The Joint Parliamentary Committee, probing the 2001 stock market scam and the UTI fiasco tabled its report in the Parliament on Thursday.
Following are the highlights of the report:
- Finance secretary Ajit Kumar dealt with the issues related to UTI in a routine and casual manner, which is not expected from an officer of his rank.
- Ministry of finance should have been more proactive and vigilant in recognising that liberalisation requires strong and affective regulation and greater autonomy for regulators must go hand in hand with the accountability of regulators.
- Sebi has been in place since 1988 and should have been able to regulate the liberalised market share more efficiently.
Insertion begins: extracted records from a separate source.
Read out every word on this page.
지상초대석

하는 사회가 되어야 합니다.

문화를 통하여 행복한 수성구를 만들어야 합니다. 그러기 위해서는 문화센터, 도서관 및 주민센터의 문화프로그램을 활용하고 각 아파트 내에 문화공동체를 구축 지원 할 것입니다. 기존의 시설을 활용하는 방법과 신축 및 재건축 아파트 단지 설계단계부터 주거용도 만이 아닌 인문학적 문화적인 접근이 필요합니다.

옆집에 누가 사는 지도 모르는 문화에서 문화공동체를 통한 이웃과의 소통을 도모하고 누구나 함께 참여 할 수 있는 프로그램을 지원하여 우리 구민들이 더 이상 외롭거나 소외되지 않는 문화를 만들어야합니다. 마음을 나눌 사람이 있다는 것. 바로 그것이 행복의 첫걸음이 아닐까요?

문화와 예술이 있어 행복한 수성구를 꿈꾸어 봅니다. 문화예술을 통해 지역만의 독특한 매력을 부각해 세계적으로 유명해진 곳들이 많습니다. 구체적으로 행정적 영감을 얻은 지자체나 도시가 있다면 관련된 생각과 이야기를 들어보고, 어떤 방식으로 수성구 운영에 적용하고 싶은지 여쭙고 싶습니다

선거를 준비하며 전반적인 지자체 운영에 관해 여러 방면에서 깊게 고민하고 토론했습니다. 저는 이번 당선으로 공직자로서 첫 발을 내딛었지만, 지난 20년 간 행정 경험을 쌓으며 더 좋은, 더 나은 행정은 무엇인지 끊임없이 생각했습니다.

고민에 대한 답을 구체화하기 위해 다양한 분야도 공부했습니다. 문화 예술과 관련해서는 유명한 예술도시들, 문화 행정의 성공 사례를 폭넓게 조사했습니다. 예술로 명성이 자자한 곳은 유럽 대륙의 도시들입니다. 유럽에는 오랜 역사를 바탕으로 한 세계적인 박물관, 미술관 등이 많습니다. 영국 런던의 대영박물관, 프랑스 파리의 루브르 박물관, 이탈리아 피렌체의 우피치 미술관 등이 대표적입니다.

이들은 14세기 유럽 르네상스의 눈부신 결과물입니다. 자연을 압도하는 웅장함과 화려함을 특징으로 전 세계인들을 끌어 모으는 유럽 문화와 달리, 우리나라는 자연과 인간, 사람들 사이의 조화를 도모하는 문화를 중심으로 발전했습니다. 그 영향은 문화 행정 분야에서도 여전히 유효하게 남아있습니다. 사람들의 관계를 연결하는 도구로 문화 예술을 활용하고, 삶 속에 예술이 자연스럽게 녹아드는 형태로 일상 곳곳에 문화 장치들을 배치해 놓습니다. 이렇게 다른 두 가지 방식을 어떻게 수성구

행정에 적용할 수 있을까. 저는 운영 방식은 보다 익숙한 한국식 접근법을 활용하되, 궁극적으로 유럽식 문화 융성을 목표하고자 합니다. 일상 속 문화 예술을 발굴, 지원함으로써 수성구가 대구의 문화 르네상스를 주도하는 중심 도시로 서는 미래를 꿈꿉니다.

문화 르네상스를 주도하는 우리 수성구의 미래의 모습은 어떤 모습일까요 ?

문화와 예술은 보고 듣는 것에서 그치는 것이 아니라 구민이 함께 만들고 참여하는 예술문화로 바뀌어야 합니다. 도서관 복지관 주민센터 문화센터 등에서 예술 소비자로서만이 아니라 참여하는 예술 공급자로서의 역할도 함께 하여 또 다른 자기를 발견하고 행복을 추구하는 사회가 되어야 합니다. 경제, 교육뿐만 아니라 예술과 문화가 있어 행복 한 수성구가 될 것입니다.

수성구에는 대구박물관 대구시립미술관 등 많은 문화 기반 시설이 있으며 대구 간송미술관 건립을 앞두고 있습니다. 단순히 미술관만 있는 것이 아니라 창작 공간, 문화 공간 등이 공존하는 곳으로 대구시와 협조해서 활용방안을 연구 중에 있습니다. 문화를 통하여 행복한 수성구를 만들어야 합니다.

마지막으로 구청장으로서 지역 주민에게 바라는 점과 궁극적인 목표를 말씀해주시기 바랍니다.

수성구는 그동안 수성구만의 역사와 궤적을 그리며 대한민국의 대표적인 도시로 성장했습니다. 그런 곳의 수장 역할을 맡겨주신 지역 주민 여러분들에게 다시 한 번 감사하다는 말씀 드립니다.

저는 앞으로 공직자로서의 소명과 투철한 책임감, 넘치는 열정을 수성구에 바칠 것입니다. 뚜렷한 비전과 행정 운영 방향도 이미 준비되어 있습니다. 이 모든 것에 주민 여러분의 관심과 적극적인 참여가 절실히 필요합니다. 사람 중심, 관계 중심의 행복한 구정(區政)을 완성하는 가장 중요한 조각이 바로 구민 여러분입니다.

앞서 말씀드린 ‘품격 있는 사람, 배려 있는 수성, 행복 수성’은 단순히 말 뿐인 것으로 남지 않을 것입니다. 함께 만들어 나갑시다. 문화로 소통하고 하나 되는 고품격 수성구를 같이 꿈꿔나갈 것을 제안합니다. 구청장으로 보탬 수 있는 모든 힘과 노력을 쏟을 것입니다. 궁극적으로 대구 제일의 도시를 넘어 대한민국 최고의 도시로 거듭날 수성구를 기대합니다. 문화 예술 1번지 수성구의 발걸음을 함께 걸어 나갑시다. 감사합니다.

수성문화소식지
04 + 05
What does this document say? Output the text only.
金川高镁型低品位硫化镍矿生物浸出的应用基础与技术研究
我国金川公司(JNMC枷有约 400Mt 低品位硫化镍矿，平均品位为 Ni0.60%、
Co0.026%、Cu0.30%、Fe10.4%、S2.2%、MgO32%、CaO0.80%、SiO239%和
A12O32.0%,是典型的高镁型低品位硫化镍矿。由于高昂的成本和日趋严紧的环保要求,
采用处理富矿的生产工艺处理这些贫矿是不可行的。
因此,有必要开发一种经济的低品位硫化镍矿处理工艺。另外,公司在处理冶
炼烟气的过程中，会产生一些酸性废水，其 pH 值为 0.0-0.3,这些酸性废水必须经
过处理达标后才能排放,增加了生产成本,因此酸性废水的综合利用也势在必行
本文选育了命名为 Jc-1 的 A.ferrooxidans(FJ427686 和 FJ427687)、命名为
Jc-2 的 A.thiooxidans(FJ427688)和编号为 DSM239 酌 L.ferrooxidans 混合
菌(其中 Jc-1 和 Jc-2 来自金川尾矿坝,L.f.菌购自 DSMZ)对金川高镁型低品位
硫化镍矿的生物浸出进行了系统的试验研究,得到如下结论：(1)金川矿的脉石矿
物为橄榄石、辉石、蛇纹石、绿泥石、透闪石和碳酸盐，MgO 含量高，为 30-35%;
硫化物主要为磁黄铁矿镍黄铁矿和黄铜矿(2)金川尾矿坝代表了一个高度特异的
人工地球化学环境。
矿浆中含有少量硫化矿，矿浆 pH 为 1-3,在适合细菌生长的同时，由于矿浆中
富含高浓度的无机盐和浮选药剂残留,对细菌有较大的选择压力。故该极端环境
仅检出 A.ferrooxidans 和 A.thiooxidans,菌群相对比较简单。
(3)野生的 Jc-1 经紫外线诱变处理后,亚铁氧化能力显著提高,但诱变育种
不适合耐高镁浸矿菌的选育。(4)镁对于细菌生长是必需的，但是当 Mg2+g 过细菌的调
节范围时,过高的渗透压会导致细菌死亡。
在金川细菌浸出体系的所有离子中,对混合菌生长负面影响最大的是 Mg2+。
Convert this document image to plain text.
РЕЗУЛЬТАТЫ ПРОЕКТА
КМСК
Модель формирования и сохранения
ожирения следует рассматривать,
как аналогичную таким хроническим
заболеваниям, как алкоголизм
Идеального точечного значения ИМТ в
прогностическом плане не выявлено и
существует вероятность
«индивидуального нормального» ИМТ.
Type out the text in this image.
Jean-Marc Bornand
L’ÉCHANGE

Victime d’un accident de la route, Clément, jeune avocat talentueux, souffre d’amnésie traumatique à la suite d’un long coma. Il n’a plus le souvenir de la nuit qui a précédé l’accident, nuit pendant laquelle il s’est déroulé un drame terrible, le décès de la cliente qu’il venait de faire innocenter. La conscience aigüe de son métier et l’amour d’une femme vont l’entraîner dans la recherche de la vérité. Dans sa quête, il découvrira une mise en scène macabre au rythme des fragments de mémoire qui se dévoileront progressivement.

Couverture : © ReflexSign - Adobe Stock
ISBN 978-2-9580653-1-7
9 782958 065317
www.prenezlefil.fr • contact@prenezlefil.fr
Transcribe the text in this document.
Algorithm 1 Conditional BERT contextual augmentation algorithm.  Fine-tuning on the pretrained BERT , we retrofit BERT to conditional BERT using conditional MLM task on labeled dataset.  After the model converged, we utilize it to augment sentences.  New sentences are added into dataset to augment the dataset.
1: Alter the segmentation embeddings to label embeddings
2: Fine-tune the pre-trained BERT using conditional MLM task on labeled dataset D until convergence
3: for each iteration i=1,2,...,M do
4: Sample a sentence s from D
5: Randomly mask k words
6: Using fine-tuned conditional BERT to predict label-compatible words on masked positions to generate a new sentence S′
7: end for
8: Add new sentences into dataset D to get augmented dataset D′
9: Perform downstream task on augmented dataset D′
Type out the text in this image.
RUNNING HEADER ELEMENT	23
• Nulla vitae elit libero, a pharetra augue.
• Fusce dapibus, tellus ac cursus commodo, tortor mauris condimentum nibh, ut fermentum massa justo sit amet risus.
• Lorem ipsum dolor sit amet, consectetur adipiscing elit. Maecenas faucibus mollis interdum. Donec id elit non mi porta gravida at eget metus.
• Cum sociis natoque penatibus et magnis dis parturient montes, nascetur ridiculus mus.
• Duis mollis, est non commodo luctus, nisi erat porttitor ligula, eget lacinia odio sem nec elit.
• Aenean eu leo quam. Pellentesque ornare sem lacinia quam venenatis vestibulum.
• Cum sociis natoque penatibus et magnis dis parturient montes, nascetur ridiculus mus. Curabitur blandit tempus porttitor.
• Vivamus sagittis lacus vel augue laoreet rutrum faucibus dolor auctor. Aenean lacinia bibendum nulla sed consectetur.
- Wrong doing by banks have also contributed significantly towards the scam. Private sctor banks need to be closely watched specially in area risk management and stricter regulation.
- Ketan Parekh as a key player in the scam received large sums of money from the banks and corporate bodies when Sensex was falling rapidly indicating a nexus which should be further investigated.
- This scam is the manipulation of capital market to benefit market operators, brokers, corporate entities with certain banks, stock exchanges, overseas corporate bodies and financial institutions, willing facilitators in this exercise.
- Ills such as unofficial badla in Calcutta Stock Exchange could have been recognised and corrected well in time.
- Expeditious action should be taken to find out facts regarding Ketan Parekh's Swiss bank account.
- Sponsors of UTI-II schemes should be those that have not sponsored their own mutual fund. Schemes in UTI-I should also be managed by independent fund manager preferably from UTI-II for a fee.
- Lack of progress in implementation of the recommendations of the last JPC set up in 1992 emboldened wrong-doers to indulge in financial misconduct.
- Parliamentary committees make their recommendations but at implementation stage, things are put under the carpet.
- Chairman and top executives of Madhavpura Mercantile Cooperative Bank indulged in a series of irregularities flouting all prudent banking norms and the guidelines laid down by RBI. The case deserves severest action.
- Global Trust Bank's exposure to the capital market by way of advances against shares and guarantees issued on behalf of brokers was relativel higher and the Bank had a very high exposure to a particular stock broker.
- The deficiences in the working of the Calcutta Stock Exchange were not of recent origin and appear to flow from a culture of non-compliance with rules.
- After determining the extent of their involvement, appropriate criminal penal action should be taken against the defaulting brokers in the CSE. SEBI's handling of the revised Automated Lending and Borrowing Mechanism of National Securities Clearing Corporation leaves much to be desired.